La tarda primavera e l’ estate rappresentano il  periodo  in cui si riproduce  la  caretta caretta , l’unica specie  di tartaruga marina che nidifica in Italia . La Calabria rappresenta la regione che ospita il  maggior numero di nidi rispetto al resto del Paese. Proprio allo scopo di monitorare e tutelare i siti di riproduzione, il Wwf sta portando avanti un progetto di ricerca, denominato tartamar, finanziato dalla Regione nell’ambito del por 2014-2020 e che vede impegnati sul campo volontari, biologi e naturalisti.

 

È noto infatti che le femmine di caretta caretta, per riprodursi, debba uscire dall’acqua con il buio, per trascinarsi faticosamente sulla spiaggia, scavare una buca  nella sabbia e deporre le uova che possono superare abbondantemente le cento unità.  Questo – rimarcano i volontari in una nota stampa – è il momento più delicato ed eventuali disturbi provocati da luci, flash e la presenza di persone può far desistere la tartaruga dal suo intento, vanificando così ogni sforzo.
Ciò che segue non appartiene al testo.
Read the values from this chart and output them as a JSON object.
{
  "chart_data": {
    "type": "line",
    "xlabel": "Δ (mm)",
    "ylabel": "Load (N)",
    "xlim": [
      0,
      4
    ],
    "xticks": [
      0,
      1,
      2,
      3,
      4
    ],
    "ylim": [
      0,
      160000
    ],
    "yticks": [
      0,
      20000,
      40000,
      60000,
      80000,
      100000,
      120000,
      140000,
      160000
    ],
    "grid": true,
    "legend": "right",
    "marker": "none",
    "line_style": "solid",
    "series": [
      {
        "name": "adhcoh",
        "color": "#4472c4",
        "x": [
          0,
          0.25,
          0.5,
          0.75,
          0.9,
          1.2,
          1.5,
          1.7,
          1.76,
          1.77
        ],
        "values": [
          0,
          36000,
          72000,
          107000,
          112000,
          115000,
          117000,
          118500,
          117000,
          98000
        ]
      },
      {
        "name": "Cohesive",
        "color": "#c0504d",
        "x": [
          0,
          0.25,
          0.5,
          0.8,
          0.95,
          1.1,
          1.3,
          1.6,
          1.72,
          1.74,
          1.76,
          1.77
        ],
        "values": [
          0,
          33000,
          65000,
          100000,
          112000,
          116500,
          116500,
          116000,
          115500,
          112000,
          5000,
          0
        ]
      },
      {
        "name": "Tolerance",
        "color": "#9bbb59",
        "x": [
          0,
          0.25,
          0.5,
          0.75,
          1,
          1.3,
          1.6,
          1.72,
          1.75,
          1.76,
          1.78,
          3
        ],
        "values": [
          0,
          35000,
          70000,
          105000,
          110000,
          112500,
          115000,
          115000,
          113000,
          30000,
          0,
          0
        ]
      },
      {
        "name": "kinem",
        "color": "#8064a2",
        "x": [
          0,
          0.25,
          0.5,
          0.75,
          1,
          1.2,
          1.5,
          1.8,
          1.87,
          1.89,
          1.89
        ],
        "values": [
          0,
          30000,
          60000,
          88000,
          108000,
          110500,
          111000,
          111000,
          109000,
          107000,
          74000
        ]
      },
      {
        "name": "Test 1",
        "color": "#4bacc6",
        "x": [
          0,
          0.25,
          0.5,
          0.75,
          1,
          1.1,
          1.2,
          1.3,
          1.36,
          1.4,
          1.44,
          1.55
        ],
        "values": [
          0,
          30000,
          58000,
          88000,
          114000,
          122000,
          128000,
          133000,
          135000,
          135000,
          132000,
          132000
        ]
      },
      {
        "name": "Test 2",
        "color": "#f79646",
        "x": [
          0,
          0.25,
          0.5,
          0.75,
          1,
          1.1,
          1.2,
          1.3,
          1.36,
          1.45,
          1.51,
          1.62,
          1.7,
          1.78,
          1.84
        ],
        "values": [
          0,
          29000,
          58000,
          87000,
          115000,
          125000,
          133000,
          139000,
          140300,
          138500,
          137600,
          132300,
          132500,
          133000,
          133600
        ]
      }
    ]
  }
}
In due casi, uno sullo Ionio a Crotone e l’altro a Longobardi, nel Cosentino, la voglia di immortalare la presenza di un animale che certamente attira l’attenzione, con fotografie scattate dai cellulari, con le luci accecanti dei flash e con la presenza di decine e decine di curiosi, ha comportato il fallimento, almeno  temporaneo, del tentativo di nidificazione. 

 

Pur comprendendo le intenzioni certamente non malevole  dettate dalla curiosità e dalla voglia di scattare il solito selfie da mandare agli amici, il Wwf ricorda di evitare questi comportamenti per permettere alla tartaruga di terminare la sua “missione riproduttiva”: «È opportuno, nel caso se ne avvisti una, mantenersi a debita distanza , evitando nel modo più assoluto di disturbarla con luci, o addirittura toccarla, spingerla, abbagliarla, specialmente nel momento dell’emersione e della deposizione delle uova». L’avvistamento di una femmina in procinto di fare il nido deve essere anzi segnalato  al gruppo Wwf più vicino  o alla Guardia costiera che, a seconda della zona , provvederà  ad informare il  nucleo operativo di ricerca autorizzato dalla regione e dal ministero dell’ambiente ad  intervenire per mettere in sicurezza il nido fino alla schiusa delle uova, all’incirca due mesi dopo la deposizione. «Solo così – concludono i volontari - si può essere certi di avere dato alle tartarughe marine  una speranza di sopravvivenza».